Clara Paulus, Beraterin für männliche Betroffene sexualisierter Gewalt
„Man kann unterscheiden zwischen Hands-on-Taten – das bedeutet, alles was am Körper passiert, wenn ich berührt werde, wo ich das nicht möchte oder Vergewaltigungen. Und es gibt Taten, die sind Hands-off. Das bedeutet, da ist kein direkter Körperkontakt, sondern ich werde zum Beispiel gezwungen was anzuschauen, was ich nicht möchte. Oder von mir werden Aufnahmen gemacht, Bilder oder Videos, die dann genutzt werden im Internet.“
Gemeinsam mit einem männlichen Kollegen konzentriert sich Clara Paulus hier, beim Verein Wildwasser Wiesbaden, ausschließlich auf die Beratung männlicher Betroffener – ein Angebot, das es in der Region so vorher nicht gegeben hat. Finanziert wird die Anlaufstelle durch Landesmittel und Spenden. Neben der Einrichtung in Wiesbaden gibt es jetzt auch Beratungsstellen in Kassel, Gießen und Darmstadt.
Alle handeln nach ähnlichen Grundsätzen: Die Beratung ist immer kostenlos, sie kann anonym erfolgen und die Berater agieren parteilich.
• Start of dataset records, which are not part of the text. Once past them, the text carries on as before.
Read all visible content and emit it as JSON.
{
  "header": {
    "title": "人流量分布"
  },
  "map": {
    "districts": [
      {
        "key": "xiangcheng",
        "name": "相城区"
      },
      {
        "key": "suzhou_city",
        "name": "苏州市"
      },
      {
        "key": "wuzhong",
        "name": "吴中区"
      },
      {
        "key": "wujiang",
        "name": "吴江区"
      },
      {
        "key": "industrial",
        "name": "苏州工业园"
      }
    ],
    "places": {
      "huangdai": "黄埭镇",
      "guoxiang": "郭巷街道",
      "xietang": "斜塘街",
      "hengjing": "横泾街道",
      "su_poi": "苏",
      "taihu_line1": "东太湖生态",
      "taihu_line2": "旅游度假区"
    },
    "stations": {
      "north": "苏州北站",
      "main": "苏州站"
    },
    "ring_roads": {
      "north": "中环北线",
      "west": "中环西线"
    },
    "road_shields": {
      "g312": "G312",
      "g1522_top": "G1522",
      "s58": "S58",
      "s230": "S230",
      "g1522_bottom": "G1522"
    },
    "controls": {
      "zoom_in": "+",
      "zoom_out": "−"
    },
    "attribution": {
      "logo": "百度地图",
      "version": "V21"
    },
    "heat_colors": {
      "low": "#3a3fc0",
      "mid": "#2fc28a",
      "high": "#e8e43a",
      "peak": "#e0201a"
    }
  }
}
Anika Nagel, Geschäftsführerin Wildwasser Wiesbaden e.V.
„Wir haben tatsächlich die Haltung, dass wir Betroffenen glauben. Anders als bei der Polizei muss man bei uns keine Beweise bringen, man darf über Sachen sprechen, die einem widerfahren sind, man muss es aber nicht. Wir bieten an, dass Betroffene selbst bestimmen dürfen. Das heißt, sie dürfen bestimmen, über welches Thema möchten sie denn sprechen, in welchem Tempo können sie sprechen.“
Gerade männlichen Personen falle es oft schwer, über das Erlebte zu sprechen und sich einzugestehen, dass sie Hilfe brauchen. Grund dafür seien gesellschaftliche Geschlechterrollen, die Jungen schon im Kindesalter suggerieren, sie könnten sich wehren und kennen keinen Schmerz. Deshalb bietet der Verein auch Beratungen für beispielsweise Eltern, Lehrer oder Nachbarn an.
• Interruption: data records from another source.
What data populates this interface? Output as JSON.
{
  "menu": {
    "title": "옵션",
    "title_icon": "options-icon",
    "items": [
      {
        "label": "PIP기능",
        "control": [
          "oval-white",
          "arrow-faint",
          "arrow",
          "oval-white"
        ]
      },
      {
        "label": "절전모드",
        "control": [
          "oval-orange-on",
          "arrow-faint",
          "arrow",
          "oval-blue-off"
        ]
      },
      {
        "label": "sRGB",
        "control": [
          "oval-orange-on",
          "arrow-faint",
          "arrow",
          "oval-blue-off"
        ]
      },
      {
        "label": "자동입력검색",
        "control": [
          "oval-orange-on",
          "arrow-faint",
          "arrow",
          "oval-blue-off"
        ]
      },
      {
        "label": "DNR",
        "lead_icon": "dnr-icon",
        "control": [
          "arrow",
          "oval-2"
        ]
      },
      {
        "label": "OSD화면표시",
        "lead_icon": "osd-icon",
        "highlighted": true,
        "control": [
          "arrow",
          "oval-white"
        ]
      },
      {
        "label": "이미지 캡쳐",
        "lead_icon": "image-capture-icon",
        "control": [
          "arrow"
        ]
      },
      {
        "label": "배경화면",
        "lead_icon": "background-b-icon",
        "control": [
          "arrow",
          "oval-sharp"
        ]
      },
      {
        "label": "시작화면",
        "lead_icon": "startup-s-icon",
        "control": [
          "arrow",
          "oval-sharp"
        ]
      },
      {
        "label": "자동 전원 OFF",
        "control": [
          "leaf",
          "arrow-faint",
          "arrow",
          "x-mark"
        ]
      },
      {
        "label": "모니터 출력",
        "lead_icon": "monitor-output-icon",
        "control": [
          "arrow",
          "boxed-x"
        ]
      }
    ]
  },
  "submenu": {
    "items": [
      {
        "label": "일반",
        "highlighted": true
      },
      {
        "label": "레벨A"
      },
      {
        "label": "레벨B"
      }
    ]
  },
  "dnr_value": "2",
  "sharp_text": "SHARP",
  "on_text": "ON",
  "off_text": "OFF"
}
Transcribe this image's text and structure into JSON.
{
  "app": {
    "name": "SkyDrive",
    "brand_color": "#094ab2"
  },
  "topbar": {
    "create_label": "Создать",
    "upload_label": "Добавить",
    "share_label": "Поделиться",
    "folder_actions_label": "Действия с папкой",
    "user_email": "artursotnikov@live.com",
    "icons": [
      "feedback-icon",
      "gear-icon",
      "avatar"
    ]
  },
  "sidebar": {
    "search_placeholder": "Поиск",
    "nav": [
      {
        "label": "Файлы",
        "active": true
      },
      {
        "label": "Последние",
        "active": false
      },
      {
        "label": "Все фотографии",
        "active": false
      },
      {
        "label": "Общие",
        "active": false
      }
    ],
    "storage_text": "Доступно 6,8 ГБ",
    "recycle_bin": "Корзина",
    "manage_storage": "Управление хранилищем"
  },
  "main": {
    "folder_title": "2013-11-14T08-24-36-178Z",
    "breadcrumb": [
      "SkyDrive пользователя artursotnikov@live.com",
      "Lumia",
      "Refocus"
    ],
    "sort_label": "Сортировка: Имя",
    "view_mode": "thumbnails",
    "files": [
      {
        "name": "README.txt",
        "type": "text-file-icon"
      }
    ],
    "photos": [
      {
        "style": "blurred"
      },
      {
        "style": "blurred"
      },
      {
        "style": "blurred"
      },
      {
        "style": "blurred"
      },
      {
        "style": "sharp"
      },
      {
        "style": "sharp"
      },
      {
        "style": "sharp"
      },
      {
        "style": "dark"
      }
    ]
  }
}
Anika Nagel, Geschäftsführerin Wildwasser Wiesbaden e.V.
„Immer dann, wenn Menschen eben den Verdacht haben, ein Kind könnte betroffen sein, dann kann man zu uns zur Vermutungsabklärung kommen, wir nehmen eine Einschätzung vor und unterstützen dann auch im Weiteren in der Interventionsplanung, um Schutz herzustellen.“
Seit fast drei Monaten gibt es die Beratungsstelle in Wiesbaden jetzt. Die Erfahrung zeigt: Der Bedarf ist groß, das Angebot wird angenommen. Allerdings ist die Finanzierung aktuell auf drei Jahre beschränkt. Anika Nagel und Clara Paulus hoffen, dass sich das noch ändert und sie den Jungen und Männern, die sexualisierte Gewalt erlebt haben, auch langfristig zur Seite stehen können.